The Retail Ombudsman (TRO) was an Ombudsman for the retail industry in the United Kingdom from January 2015 to July 2017. Its role was to resolve disputes between retailers and retail customers.

==Background==
In July 2015 The EU Alternative Dispute Resolution Directive was planned to come into force. It was delayed until 1 October 2015 in line with the Consumer Rights Act 2015. Under the new system companies are obliged to point customers to private complaints-handling companies but would not be bound by their decisions unless they agreed to subscribe to the ADR scheme. This directive allowed for more private companies to handle consumer complaints in sectors including retail, aviation, furniture and property.

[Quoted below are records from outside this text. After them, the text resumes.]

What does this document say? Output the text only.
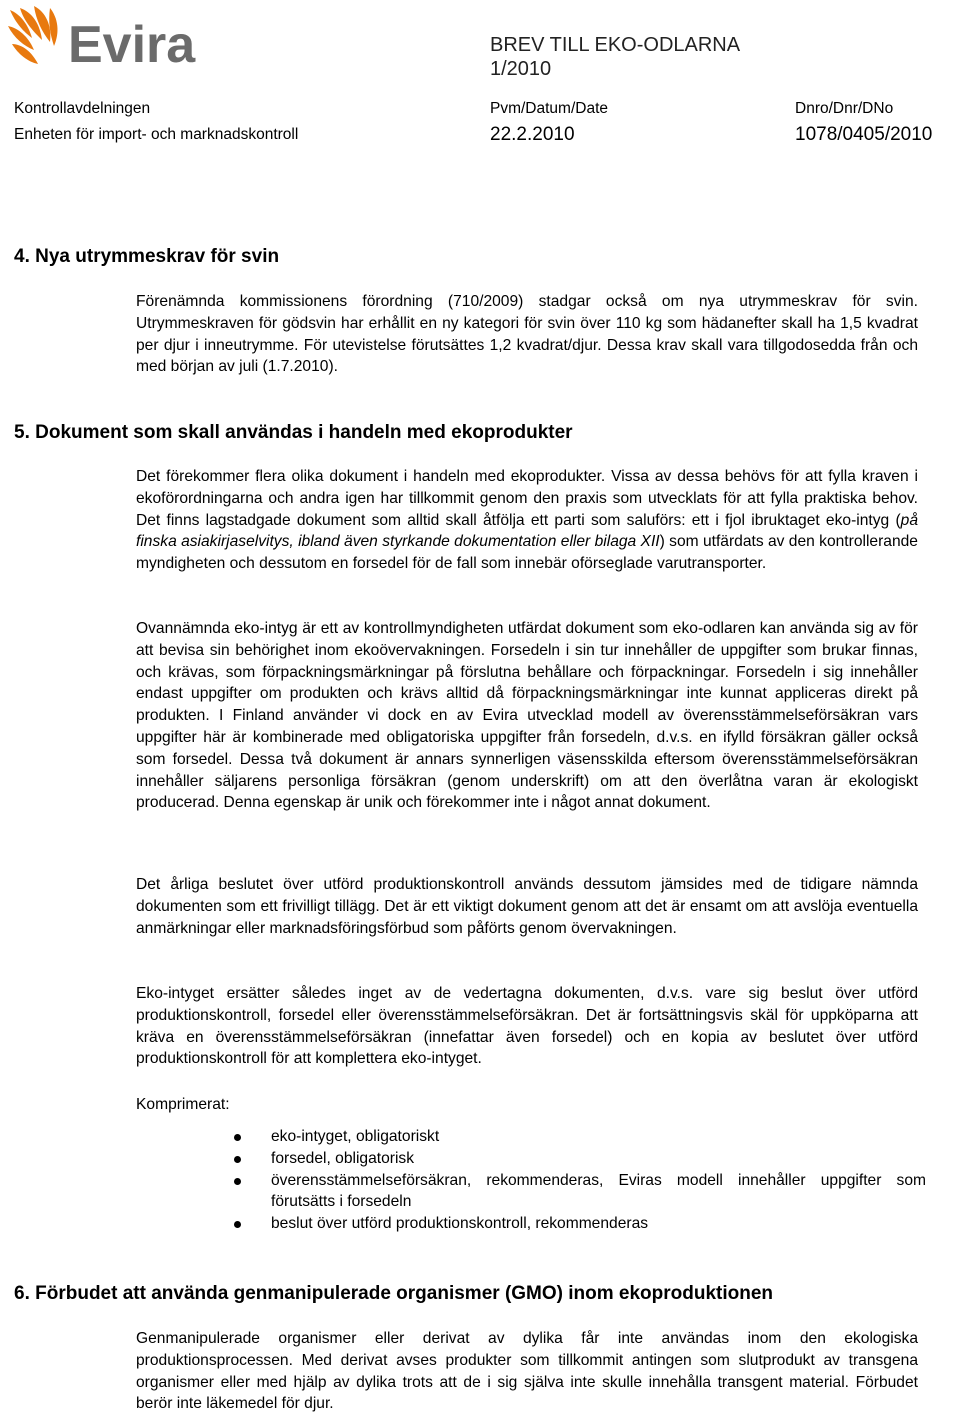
Evira	BREV TILL EKO-ODLARNA
1/2010
Kontrollavdelningen
Enheten för import- och marknadskontroll
Pvm/Datum/Date
22.2.2010
Dnro/Dnr/DNo
1078/0405/2010
4. Nya utrymmeskrav för svin

Förenämnda kommissionens förordning (710/2009) stadgar också om nya utrymmeskrav för svin. Utrymmeskraven för gödsvin har erhållit en ny kategori för svin över 110 kg som hädanefter skall ha 1,5 kvadrat per djur i inneutrymme. För utevistelse förutsättes 1,2 kvadrat/djur. Dessa krav skall vara tillgodosedda från och med början av juli (1.7.2010).

5. Dokument som skall användas i handeln med ekoprodukter

Det förekommer flera olika dokument i handeln med ekoprodukter. Vissa av dessa behövs för att fylla kraven i ekoförordningarna och andra igen har tillkommit genom den praxis som utvecklats för att fylla praktiska behov. Det finns lagstadgade dokument som alltid skall åtfölja ett parti som saluförs: ett i fjol ibruktaget eko-intyg (på finska asiakirjaselvitys, ibland även styrkande dokumentation eller bilaga XII) som utfärdats av den kontrollerande myndigheten och dessutom en forsedel för de fall som innebär oförseglade varutransporter.

Ovannämnda eko-intyg är ett av kontrollmyndigheten utfärdat dokument som eko-odlaren kan använda sig av för att bevisa sin behörighet inom ekoövervakningen. Forsedeln i sin tur innehåller de uppgifter som brukar finnas, och krävas, som förpackningsmärkningar på förslutna behållare och förpackningar. Forsedeln i sig innehåller endast uppgifter om produkten och krävs alltid då förpackningsmärkningar inte kunnat appliceras direkt på produkten. I Finland använder vi dock en av Evira utvecklad modell av överensstämmelseförsäkran vars uppgifter här är kombinerade med obligatoriska uppgifter från forsedeln, d.v.s. en ifylld försäkran gäller också som forsedel. Dessa två dokument är annars synnerligen väsensskilda eftersom överensstämmelseförsäkran innehåller säljarens personliga försäkran (genom underskrift) om att den överlåtna varan är ekologiskt producerad. Denna egenskap är unik och förekommer inte i något annat dokument.

Det årliga beslutet över utförd produktionskontroll används dessutom jämsides med de tidigare nämnda dokumenten som ett frivilligt tillägg. Det är ett viktigt dokument genom att det är ensamt om att avslöja eventuella anmärkningar eller marknadsföringsförbud som påförts genom övervakningen.

Eko-intyget ersätter således inget av de vedertagna dokumenten, d.v.s. vare sig beslut över utförd produktionskontroll, forsedel eller överensstämmelseförsäkran. Det är fortsättningsvis skäl för uppköparna att kräva en överensstämmelseförsäkran (innefattar även forsedel) och en kopia av beslutet över utförd produktionskontroll för att komplettera eko-intyget.

Komprimerat:
eko-intyget, obligatoriskt
forsedel, obligatorisk
överensstämmelseförsäkran, rekommenderas, Eviras modell innehåller uppgifter som förutsätts i forsedeln
beslut över utförd produktionskontroll, rekommenderas
6. Förbudet att använda genmanipulerade organismer (GMO) inom ekoproduktionen

Genmanipulerade organismer eller derivat av dylika får inte användas inom den ekologiska produktionsprocessen. Med derivat avses produkter som tillkommit antingen som slutprodukt av transgena organismer eller med hjälp av dylika trots att de i sig själva inte skulle innehålla transgent material. Förbudet berör inte läkemedel för djur.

On 1 January 2015, barrister Dean Dunham started as the Chief Ombudsman at the Retail Ombudsman.

==Establishment==
The Retail Ombudsman was a retail alternative dispute resolution (ADR) scheme, and was set up to resolve disputes between shops and customers. During its first weekend in business, the Retail Ombudsman claimed to have received more than 300 complaints.

Sir Eric Peacock was chairman of the Retail Ombudsman.

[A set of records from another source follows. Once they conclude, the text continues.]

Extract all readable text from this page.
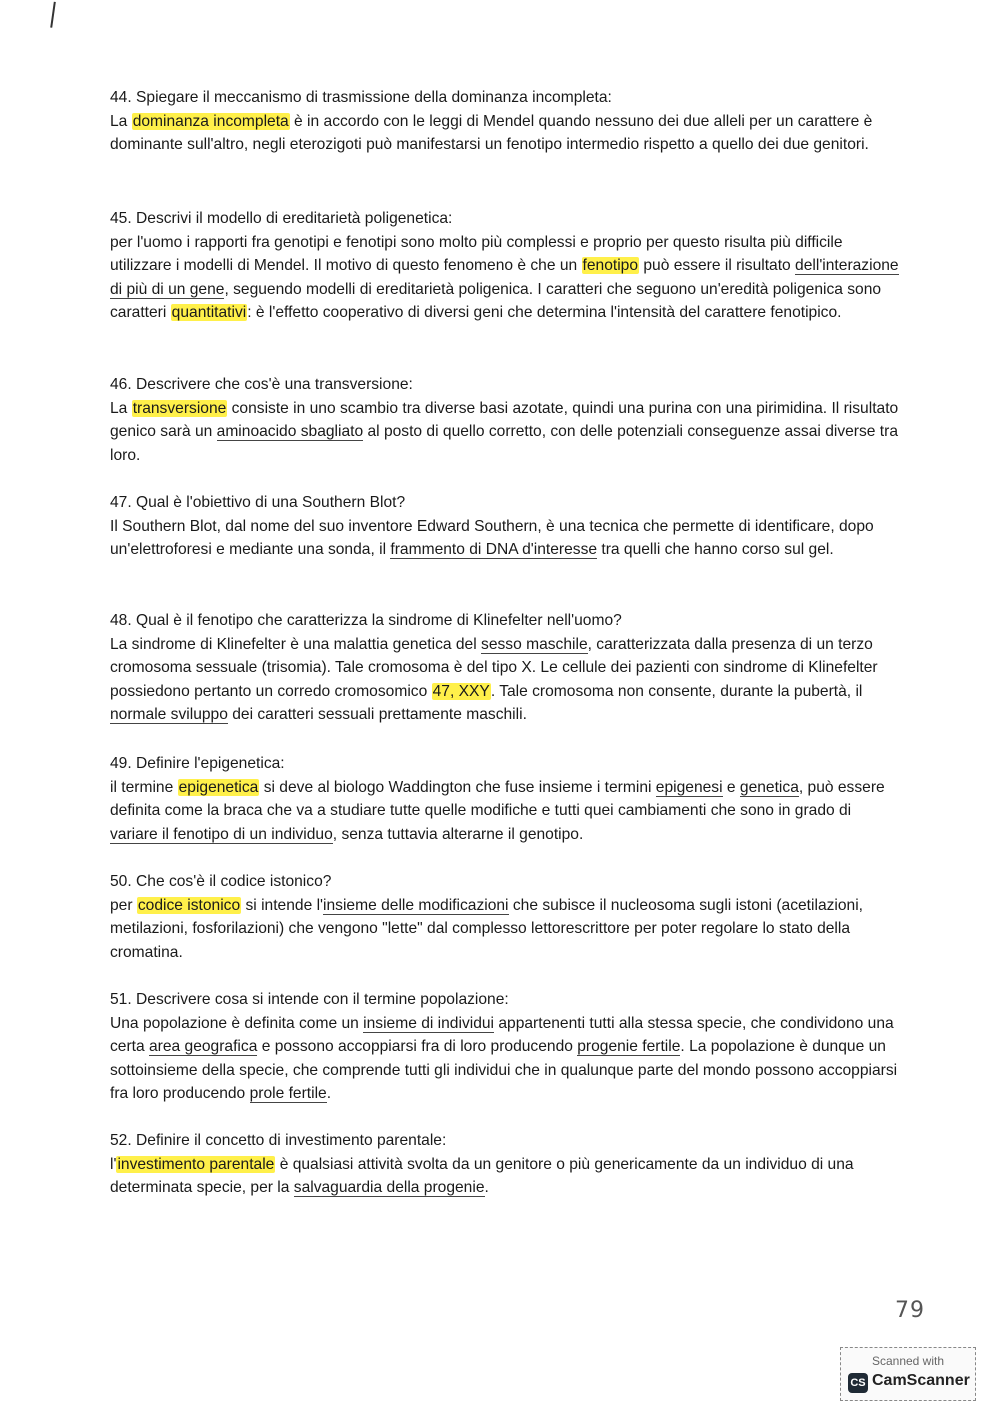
44. Spiegare il meccanismo di trasmissione della dominanza incompleta:

La dominanza incompleta è in accordo con le leggi di Mendel quando nessuno dei due alleli per un carattere è dominante sull'altro, negli eterozigoti può manifestarsi un fenotipo intermedio rispetto a quello dei due genitori.

45. Descrivi il modello di ereditarietà poligenetica:

per l'uomo i rapporti fra genotipi e fenotipi sono molto più complessi e proprio per questo risulta più difficile utilizzare i modelli di Mendel. Il motivo di questo fenomeno è che un fenotipo può essere il risultato dell'interazione di più di un gene, seguendo modelli di ereditarietà poligenica. I caratteri che seguono un'eredità poligenica sono caratteri quantitativi: è l'effetto cooperativo di diversi geni che determina l'intensità del carattere fenotipico.

46. Descrivere che cos'è una transversione:

La transversione consiste in uno scambio tra diverse basi azotate, quindi una purina con una pirimidina. Il risultato genico sarà un aminoacido sbagliato al posto di quello corretto, con delle potenziali conseguenze assai diverse tra loro.

47. Qual è l'obiettivo di una Southern Blot?

Il Southern Blot, dal nome del suo inventore Edward Southern, è una tecnica che permette di identificare, dopo un'elettroforesi e mediante una sonda, il frammento di DNA d'interesse tra quelli che hanno corso sul gel.

48. Qual è il fenotipo che caratterizza la sindrome di Klinefelter nell'uomo?

La sindrome di Klinefelter è una malattia genetica del sesso maschile, caratterizzata dalla presenza di un terzo cromosoma sessuale (trisomia). Tale cromosoma è del tipo X. Le cellule dei pazienti con sindrome di Klinefelter possiedono pertanto un corredo cromosomico 47, XXY. Tale cromosoma non consente, durante la pubertà, il normale sviluppo dei caratteri sessuali prettamente maschili.

49. Definire l'epigenetica:

il termine epigenetica si deve al biologo Waddington che fuse insieme i termini epigenesi e genetica, può essere definita come la braca che va a studiare tutte quelle modifiche e tutti quei cambiamenti che sono in grado di variare il fenotipo di un individuo, senza tuttavia alterarne il genotipo.

50. Che cos'è il codice istonico?

per codice istonico si intende l'insieme delle modificazioni che subisce il nucleosoma sugli istoni (acetilazioni, metilazioni, fosforilazioni) che vengono "lette" dal complesso lettorescrittore per poter regolare lo stato della cromatina.

51. Descrivere cosa si intende con il termine popolazione:

Una popolazione è definita come un insieme di individui appartenenti tutti alla stessa specie, che condividono una certa area geografica e possono accoppiarsi fra di loro producendo progenie fertile. La popolazione è dunque un sottoinsieme della specie, che comprende tutti gli individui che in qualunque parte del mondo possono accoppiarsi fra loro producendo prole fertile.

52. Definire il concetto di investimento parentale:

l'investimento parentale è qualsiasi attività svolta da un genitore o più genericamente da un individuo di una determinata specie, per la salvaguardia della progenie.

79
Scanned with
CS CamScanner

It also set up a product recall website in June 2016. It was removed some months after the change in Ombudsman status.

==Status==
In July 2017, the Retail Ombudsman resigned its membership of the Ombudsman Association (the trade association for ombudsmen in the UK), and changed its name to RetailADR.

In May 2018, Which? reported that the Ombudsman Association allowed The Retail Ombudsman to call itself an ombudsman for more than a year before investigating and that The Retail Ombudsman ‘did not meet the OA’s membership criteria for independence, fairness, effectiveness, openness and transparency, and accountability’ and did not complete the re-validation process before TRO resigned.

It also implied that Sainsbury's, Tesco and others were members by using their logos in the 2015 Annual report.